Again, it is not ready for deployment, though it is significantly closer to being functional and it only took fifteen seconds to generate. What’s more, it didn’t require any training from me. Moving from generation onto automation. But this is the easy stuff. I should further be able to instruct it, “Oh, by the way, deploy it.” And the technology should do it while I’m enjoying my morning coffee. And if I ask it to even sing me a little song too.
But it doesn’t end there! What if I also want to tell a Generative AI system later, “Hey, users in Green Bay are logging in a lot and performance is down, clone App A and move it to our site in Milwaukee.”
And it does. Because if we look beneath the hood, all of this is just a network of APIs, configurations, and commands that can and are often automated by scripts today. Those scripts are often parameterized, which loosely correlates to the parameters in my AI prompt: Green Bay, Milwaukee, App A. So what changes is the generator, and the speed with which it can be generated.

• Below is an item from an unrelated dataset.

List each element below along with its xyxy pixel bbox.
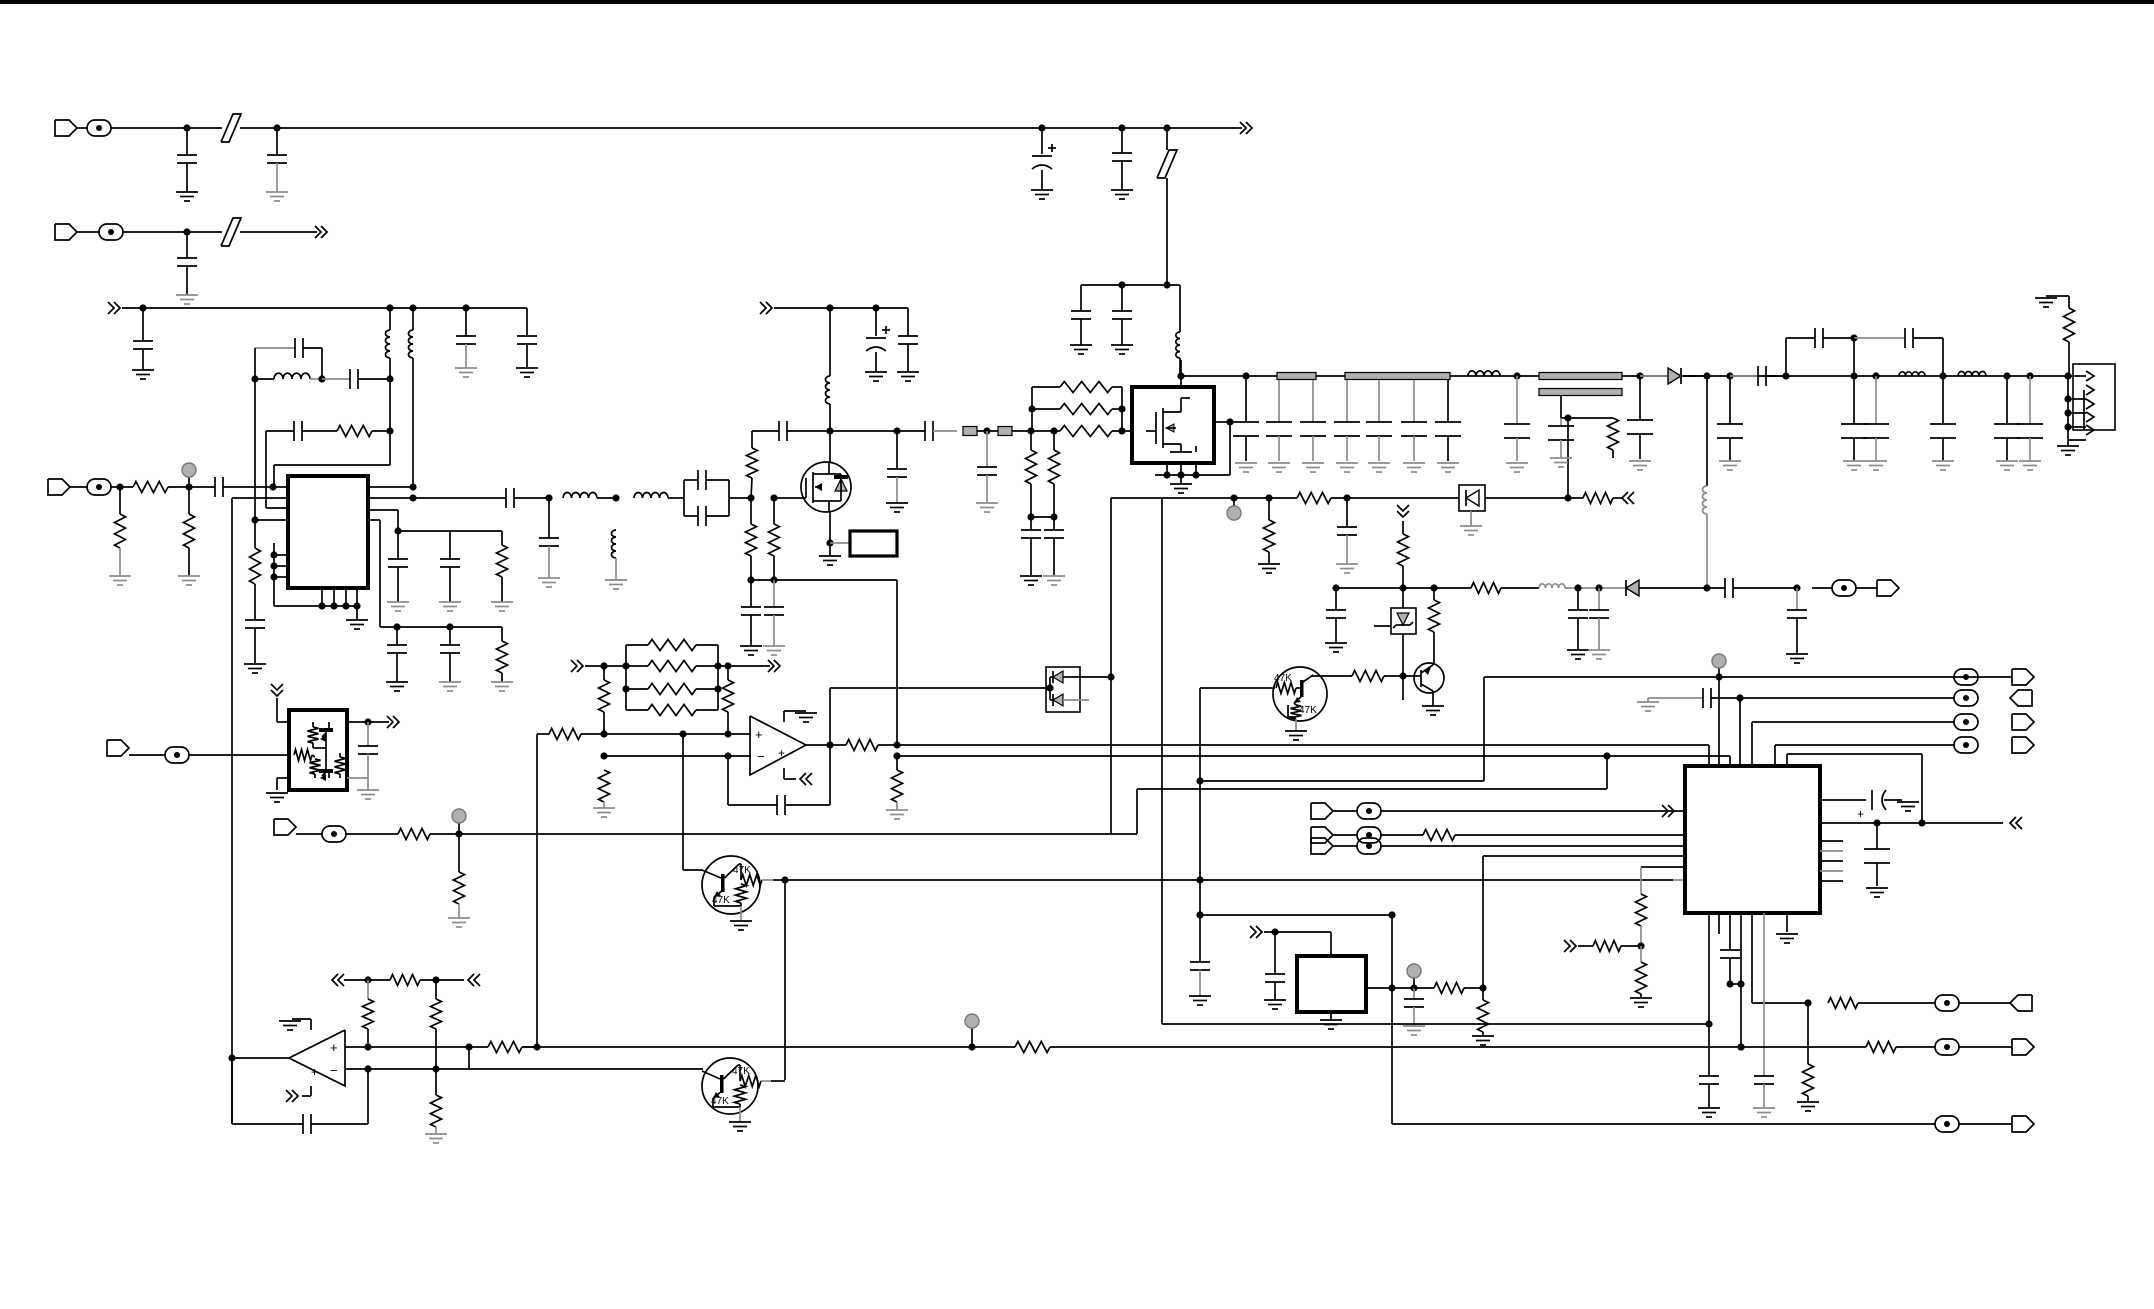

I often say that AI and automation are force multipliers. Because technology doesn't know what it needs to do, we do. But AI and automation can do it much faster and efficiently, through automating tasks through a web of APIs, configurations, and commands. Here, AI can effectively amplify productivity, increasing time to value, and freeing up experts’ time to focus on strategic decisions and projects while the AI learns from them. And over time, the AI can further multiply our capacity, exposing new possibilities.
This is no longer science fiction but computer science reality.
Generative AI will enable tomorrow’s AIOps
Many of today’s AIOps solutions rely heavily on pre-existing configurations, and only provide the insights that 98% of organizations are missing.
It’s key to remember that they only answer yesterday’s problems, and not tomorrow’s needs.
In the realm of AIOps platforms, it is those AIOps platforms that have a higher level of autonomy—such as security services — that are increasingly dependent on pre-existing configurations and well-formed responses. It doesn’t typically use AI to enable operations to execute more autonomously across the heterogenous app delivery and security layers. Here, AI is employed for data analysis and uncovering insights that surpass human capabilities and time constraints. But that’s where it often ends, at least for layers above the network and well-understood security problems.
This is where Generative AI can step in, and it is precisely why I’m fully committed to exploring the vast potential of this technology in simplifying app delivery and security processes. Consider this as the forefront of the AI revolution.